Rep. Kavanagh Urges Voters to Reconsider Medical Marijuana Act
Published: Wednesday, February 20, 2013
Updated: Thursday, February 21, 2013 16:02
Arizona voters may be experiencing a case of déjà vu in 2014 if Rep. John Kavanagh, R-Fountain Hills, succeeds in sending the Arizona Medical Marijuana Act back through the voting process. In 2010, after several recounts of the ballots, Proposition 203 passed by a miniscule margin of 4300 votes. Kavanagh believes this round will be different by margin and outcome.
Kavanagh introduced HCR-2003 in January, which, if passed, would have voters once again deciding the legal status of medical marijuana. He says what was stated in 2010 about the use of medical marijuana is a far cry from the way it is being used now.
One concern Kavanagh describes as “the last straw” is that of alleged improper disbursement of medically prescribed marijuana by cardholders.
“Of children who use marijuana illegally, 11 percent are now getting it from cardholders,” he says, referencing a recent survey conducted by the Arizona Criminal Justice Commission.
In addition to this concerning statistic, Kavanagh avidly emphasizes the public is misinformed on who receives medical marijuana cards and what they are treated for.
“Those who are receiving medical marijuana are demographically far different from what voters were told,” he says. “They emphasized cancer and Crohn syndrome and AIDS.”
Kavanagh states that 90 percent of current cardholders are being treated for pain—an ailment he describes as “hard to disprove and easy to fake.”
Gary Garcia, a 60-year-old cardholder from Mesa, says his pain is not faked.
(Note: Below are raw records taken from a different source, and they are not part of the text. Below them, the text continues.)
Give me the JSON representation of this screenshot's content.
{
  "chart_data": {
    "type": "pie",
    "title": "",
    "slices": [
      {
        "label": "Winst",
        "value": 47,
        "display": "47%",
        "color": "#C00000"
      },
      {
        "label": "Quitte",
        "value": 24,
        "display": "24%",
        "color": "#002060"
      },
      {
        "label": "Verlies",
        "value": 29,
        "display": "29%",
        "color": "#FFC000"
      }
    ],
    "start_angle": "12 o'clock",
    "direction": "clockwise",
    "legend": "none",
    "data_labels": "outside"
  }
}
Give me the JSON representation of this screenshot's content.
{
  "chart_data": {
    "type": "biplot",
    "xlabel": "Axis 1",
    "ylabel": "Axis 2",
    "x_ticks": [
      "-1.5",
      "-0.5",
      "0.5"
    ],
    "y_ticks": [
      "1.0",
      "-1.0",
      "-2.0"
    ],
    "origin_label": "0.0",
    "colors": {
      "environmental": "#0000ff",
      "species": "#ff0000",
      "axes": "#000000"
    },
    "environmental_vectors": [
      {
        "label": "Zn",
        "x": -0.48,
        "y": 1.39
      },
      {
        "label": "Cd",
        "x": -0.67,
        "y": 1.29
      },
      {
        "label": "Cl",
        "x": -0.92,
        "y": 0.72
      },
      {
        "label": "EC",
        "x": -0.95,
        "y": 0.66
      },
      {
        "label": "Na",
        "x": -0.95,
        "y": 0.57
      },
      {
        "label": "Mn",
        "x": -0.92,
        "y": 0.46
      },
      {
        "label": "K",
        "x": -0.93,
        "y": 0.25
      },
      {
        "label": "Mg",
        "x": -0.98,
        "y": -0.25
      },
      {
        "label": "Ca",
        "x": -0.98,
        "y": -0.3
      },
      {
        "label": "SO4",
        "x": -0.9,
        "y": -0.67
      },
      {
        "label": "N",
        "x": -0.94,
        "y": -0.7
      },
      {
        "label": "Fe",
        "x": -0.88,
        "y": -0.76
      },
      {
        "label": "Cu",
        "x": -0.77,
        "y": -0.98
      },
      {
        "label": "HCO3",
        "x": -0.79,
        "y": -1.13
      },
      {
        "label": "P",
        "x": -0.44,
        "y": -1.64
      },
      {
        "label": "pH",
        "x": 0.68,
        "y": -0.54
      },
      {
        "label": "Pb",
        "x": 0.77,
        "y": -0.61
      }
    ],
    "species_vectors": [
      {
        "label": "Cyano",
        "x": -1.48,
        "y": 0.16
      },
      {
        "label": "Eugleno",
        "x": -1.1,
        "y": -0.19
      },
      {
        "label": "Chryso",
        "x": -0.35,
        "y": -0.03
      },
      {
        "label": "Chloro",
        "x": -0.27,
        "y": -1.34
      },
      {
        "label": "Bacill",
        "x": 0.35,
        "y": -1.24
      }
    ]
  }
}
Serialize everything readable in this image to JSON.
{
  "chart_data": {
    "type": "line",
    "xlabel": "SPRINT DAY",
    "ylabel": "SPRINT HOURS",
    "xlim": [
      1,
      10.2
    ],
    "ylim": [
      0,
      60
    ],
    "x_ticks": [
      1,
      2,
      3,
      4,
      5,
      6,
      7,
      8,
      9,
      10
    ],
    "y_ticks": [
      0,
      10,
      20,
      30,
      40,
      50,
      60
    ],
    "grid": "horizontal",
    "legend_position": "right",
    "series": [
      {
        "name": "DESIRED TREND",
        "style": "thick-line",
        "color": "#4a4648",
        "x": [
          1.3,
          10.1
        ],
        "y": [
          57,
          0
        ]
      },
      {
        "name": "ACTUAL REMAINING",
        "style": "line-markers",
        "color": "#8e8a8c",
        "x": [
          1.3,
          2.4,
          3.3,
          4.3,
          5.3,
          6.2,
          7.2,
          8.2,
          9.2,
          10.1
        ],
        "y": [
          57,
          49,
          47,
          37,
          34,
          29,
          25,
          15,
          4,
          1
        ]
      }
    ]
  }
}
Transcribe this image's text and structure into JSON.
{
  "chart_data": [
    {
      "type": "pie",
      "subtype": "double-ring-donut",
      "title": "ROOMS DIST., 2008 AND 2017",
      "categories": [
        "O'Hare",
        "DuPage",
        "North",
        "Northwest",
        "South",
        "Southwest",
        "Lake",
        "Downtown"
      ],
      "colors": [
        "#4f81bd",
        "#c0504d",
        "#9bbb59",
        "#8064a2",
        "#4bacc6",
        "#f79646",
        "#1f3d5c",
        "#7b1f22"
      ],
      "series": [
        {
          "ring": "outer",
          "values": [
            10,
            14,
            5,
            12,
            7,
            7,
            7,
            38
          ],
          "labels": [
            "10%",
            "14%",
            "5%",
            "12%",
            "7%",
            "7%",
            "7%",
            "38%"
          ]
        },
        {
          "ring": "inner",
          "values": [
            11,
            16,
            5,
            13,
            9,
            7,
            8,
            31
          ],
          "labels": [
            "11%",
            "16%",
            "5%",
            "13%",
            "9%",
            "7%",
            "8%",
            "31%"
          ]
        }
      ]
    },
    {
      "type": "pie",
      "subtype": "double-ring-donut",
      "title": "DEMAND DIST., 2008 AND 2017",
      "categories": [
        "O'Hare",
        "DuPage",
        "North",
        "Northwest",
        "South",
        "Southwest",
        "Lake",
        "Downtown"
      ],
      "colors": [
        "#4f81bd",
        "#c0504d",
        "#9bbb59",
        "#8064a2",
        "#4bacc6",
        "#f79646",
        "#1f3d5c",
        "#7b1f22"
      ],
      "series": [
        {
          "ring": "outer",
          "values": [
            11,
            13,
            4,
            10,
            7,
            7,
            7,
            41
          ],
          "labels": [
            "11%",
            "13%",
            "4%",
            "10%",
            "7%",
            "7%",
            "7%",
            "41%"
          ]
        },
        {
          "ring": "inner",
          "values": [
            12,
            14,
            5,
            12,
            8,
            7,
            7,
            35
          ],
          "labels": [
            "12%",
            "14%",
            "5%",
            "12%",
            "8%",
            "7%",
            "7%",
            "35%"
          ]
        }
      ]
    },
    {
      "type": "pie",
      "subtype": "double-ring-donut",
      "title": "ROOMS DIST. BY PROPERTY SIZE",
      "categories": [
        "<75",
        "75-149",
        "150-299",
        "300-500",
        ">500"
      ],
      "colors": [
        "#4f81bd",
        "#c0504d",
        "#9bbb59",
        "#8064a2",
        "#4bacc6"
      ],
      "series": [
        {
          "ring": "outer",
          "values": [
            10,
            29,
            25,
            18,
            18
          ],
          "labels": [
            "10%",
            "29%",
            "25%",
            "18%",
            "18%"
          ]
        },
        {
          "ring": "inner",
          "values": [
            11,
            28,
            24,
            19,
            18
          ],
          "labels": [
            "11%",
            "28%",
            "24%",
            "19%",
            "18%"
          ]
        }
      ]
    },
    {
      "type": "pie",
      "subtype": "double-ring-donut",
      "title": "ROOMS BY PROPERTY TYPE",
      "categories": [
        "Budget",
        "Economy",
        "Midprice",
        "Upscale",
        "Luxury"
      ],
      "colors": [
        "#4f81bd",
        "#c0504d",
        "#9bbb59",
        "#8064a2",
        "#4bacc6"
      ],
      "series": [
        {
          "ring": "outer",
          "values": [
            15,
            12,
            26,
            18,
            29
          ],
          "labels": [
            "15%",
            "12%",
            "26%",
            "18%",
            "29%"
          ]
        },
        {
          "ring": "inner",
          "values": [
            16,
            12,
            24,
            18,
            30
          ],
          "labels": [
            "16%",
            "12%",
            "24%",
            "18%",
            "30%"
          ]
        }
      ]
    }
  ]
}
Garcia suffers from bulging disc sciatica, a disorder resulting from bulging discs in his back that place pressure on his sciatic nerve. The disorder has caused difficulty sleeping, walking and working as a result of severe pain, Garcia says.
“They gave me pills for pain,” he says, “but I don’t want to take them.”
The medication he was taking, primarily Vicodin, caused him severe indigestion as well as high blood pressure, and only worsened his physical condition.
“I don’t want to take chemicals in a pill to help alleviate my pain,” Garcia says, “because medical marijuana does not have those side effects.”
Tom Narva, 23, of Apache Junction obtained his medical marijuana card for treatment of epilepsy. He says he keeps himself informed on issues regarding medical marijuana, most recently taking interest in a chemical component of marijuana called CBD.
“There are different chemicals that you can extract out of marijuana,” he says. “CBD can help epilepsy.”
Although Narva is hopeful for the future of medical marijuana, he is aware many people view it differently.
“Yes, there are some illegitimate people who get it for pain,” he says. “Pain may be not as critical of an item, but marijuana helps… After surgeries and stuff like that, you’ll have pain for the rest of your life. You may be able to walk, but you’ll have pain.”
Come 2014, medical marijuana cardholding patients like Narva and Garcia may be forced to hand over their cards in exchange for more mainstream forms of treatment. Kavanagh is confident that has strong support from both legislative and federal officials.
“The American Medical Association’s current position is the same as it always has been – that medical marijuana is a dangerous drug and a public health hazard,” he says.
Although medical marijuana maintains public support, further observation of its use over the past two years has raised concerns, and it is Kavanagh’s intent to bring these concerns to the public with the introduction of HCR-2003.
“Given the fact that the programs are different than what the people were told…it seemed reasonable to me to allow the voters to take a second look at this flawed program,” he says.